LAION told 404 Media that they were removing the dataset “temporarily” in order to remove the CSAM content the researchers identified. But AI experts say the damage is already done.
“It’s sad but really unsurprising,” Sasha Luccioni, an AI and data ethics researcher at HuggingFace who co-authored the paper with Birhane, told Motherboard. “Pretty much all image generation models used some version of [LAION]. And you can’t remove stuff that’s already been trained on it.”
The issue, said Luccioni, is that these massive troves of data aren’t being properly analyzed before they’re used, and the scale of the datasets makes filtering out unwanted material extremely difficult. In other words, even if LAION manages to remove specific unwanted material after it’s discovered, the sheer size of the data means it’s virtually impossible to ensure you’ve gotten rid of all of it—especially if no one cares enough to even try before a product goes to market.

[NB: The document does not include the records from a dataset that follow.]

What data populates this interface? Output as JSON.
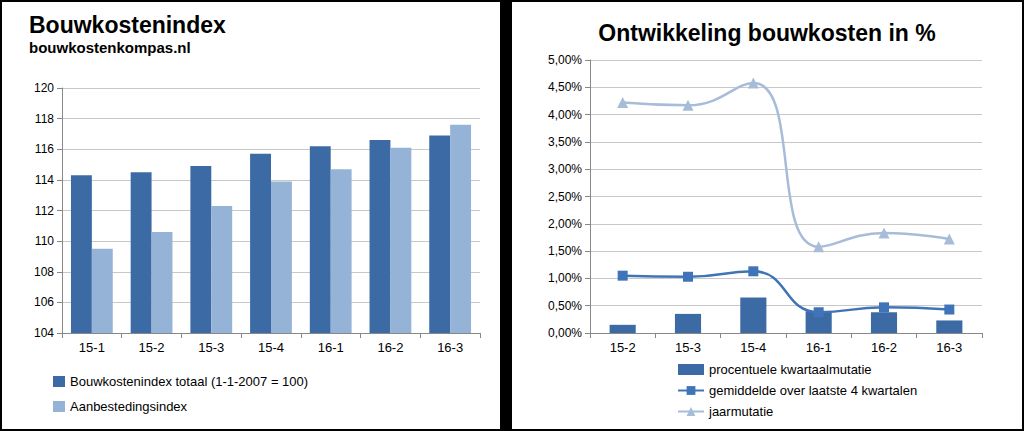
{
  "chart_data": [
    {
      "type": "bar",
      "title": "Bouwkostenindex",
      "subtitle": "bouwkostenkompas.nl",
      "categories": [
        "15-1",
        "15-2",
        "15-3",
        "15-4",
        "16-1",
        "16-2",
        "16-3"
      ],
      "series": [
        {
          "name": "Bouwkostenindex totaal (1-1-2007 = 100)",
          "color": "#3c6aa5",
          "values": [
            114.3,
            114.5,
            114.9,
            115.7,
            116.2,
            116.6,
            116.9
          ]
        },
        {
          "name": "Aanbestedingsindex",
          "color": "#95b3d7",
          "values": [
            109.5,
            110.6,
            112.3,
            113.9,
            114.7,
            116.1,
            117.6
          ]
        }
      ],
      "ylim": [
        104,
        120
      ],
      "yticks": [
        104,
        106,
        108,
        110,
        112,
        114,
        116,
        118,
        120
      ],
      "grid": true,
      "legend": "bottom"
    },
    {
      "type": "bar",
      "title": "Ontwikkeling bouwkosten in %",
      "categories": [
        "15-2",
        "15-3",
        "15-4",
        "16-1",
        "16-2",
        "16-3"
      ],
      "series": [
        {
          "name": "procentuele kwartaalmutatie",
          "type": "bar",
          "color": "#3c6aa5",
          "values": [
            0.15,
            0.35,
            0.65,
            0.4,
            0.38,
            0.23
          ]
        },
        {
          "name": "gemiddelde over laatste 4 kwartalen",
          "type": "line",
          "color": "#3f74b8",
          "marker": "square",
          "line_style": "solid",
          "values": [
            1.05,
            1.03,
            1.13,
            0.38,
            0.47,
            0.43
          ]
        },
        {
          "name": "jaarmutatie",
          "type": "line",
          "color": "#a7bcd9",
          "marker": "triangle",
          "line_style": "solid",
          "values": [
            4.22,
            4.17,
            4.58,
            1.58,
            1.83,
            1.72
          ]
        }
      ],
      "ylim": [
        0,
        5
      ],
      "yticks": [
        {
          "value": 0,
          "label": "0,00%"
        },
        {
          "value": 0.5,
          "label": "0,50%"
        },
        {
          "value": 1,
          "label": "1,00%"
        },
        {
          "value": 1.5,
          "label": "1,50%"
        },
        {
          "value": 2,
          "label": "2,00%"
        },
        {
          "value": 2.5,
          "label": "2,50%"
        },
        {
          "value": 3,
          "label": "3,00%"
        },
        {
          "value": 3.5,
          "label": "3,50%"
        },
        {
          "value": 4,
          "label": "4,00%"
        },
        {
          "value": 4.5,
          "label": "4,50%"
        },
        {
          "value": 5,
          "label": "5,00%"
        }
      ],
      "grid": true,
      "legend": "bottom"
    }
  ]
}
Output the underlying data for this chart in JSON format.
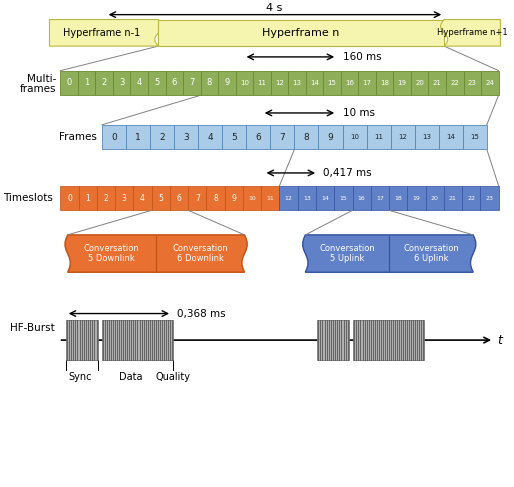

“Nobody wants to work on data because it’s not sexy,” said Luccioni. “Nobody appreciates data work. Everyone just wants to make models go brrr.” ("Go brrr" is a meme referring to a hypothetical money-printing machine).
AI ethics researchers have warned for years about the dangers of AI models and datasets that contain racist and sexist text and images pulled from the internet, with study after study demonstrating how these biases result in automated systems that replicate and amplify discrimination in areas such as healthcare, housing, and policing. The LAION dataset is another example of this “garbage-in, garbage-out” dynamic, where datasets filled with explicit, illegal or offensive material become entrenched in the AI pipeline, resulting in products and software that inherit all of the same issues and biases.
These harms can be mitigated by fine-tuning systems after the fact, to try and prevent them from generating harmful or unwanted outputs. But researchers like Luccioni warn that these technological tweaks don’t actually address the root cause of the problem.
“I think we need to rethink the way we collect and use datasets in AI, fundamentally,” said Luccioni. “Otherwise it’s just technological fixes that don’t solve the underlying issue.”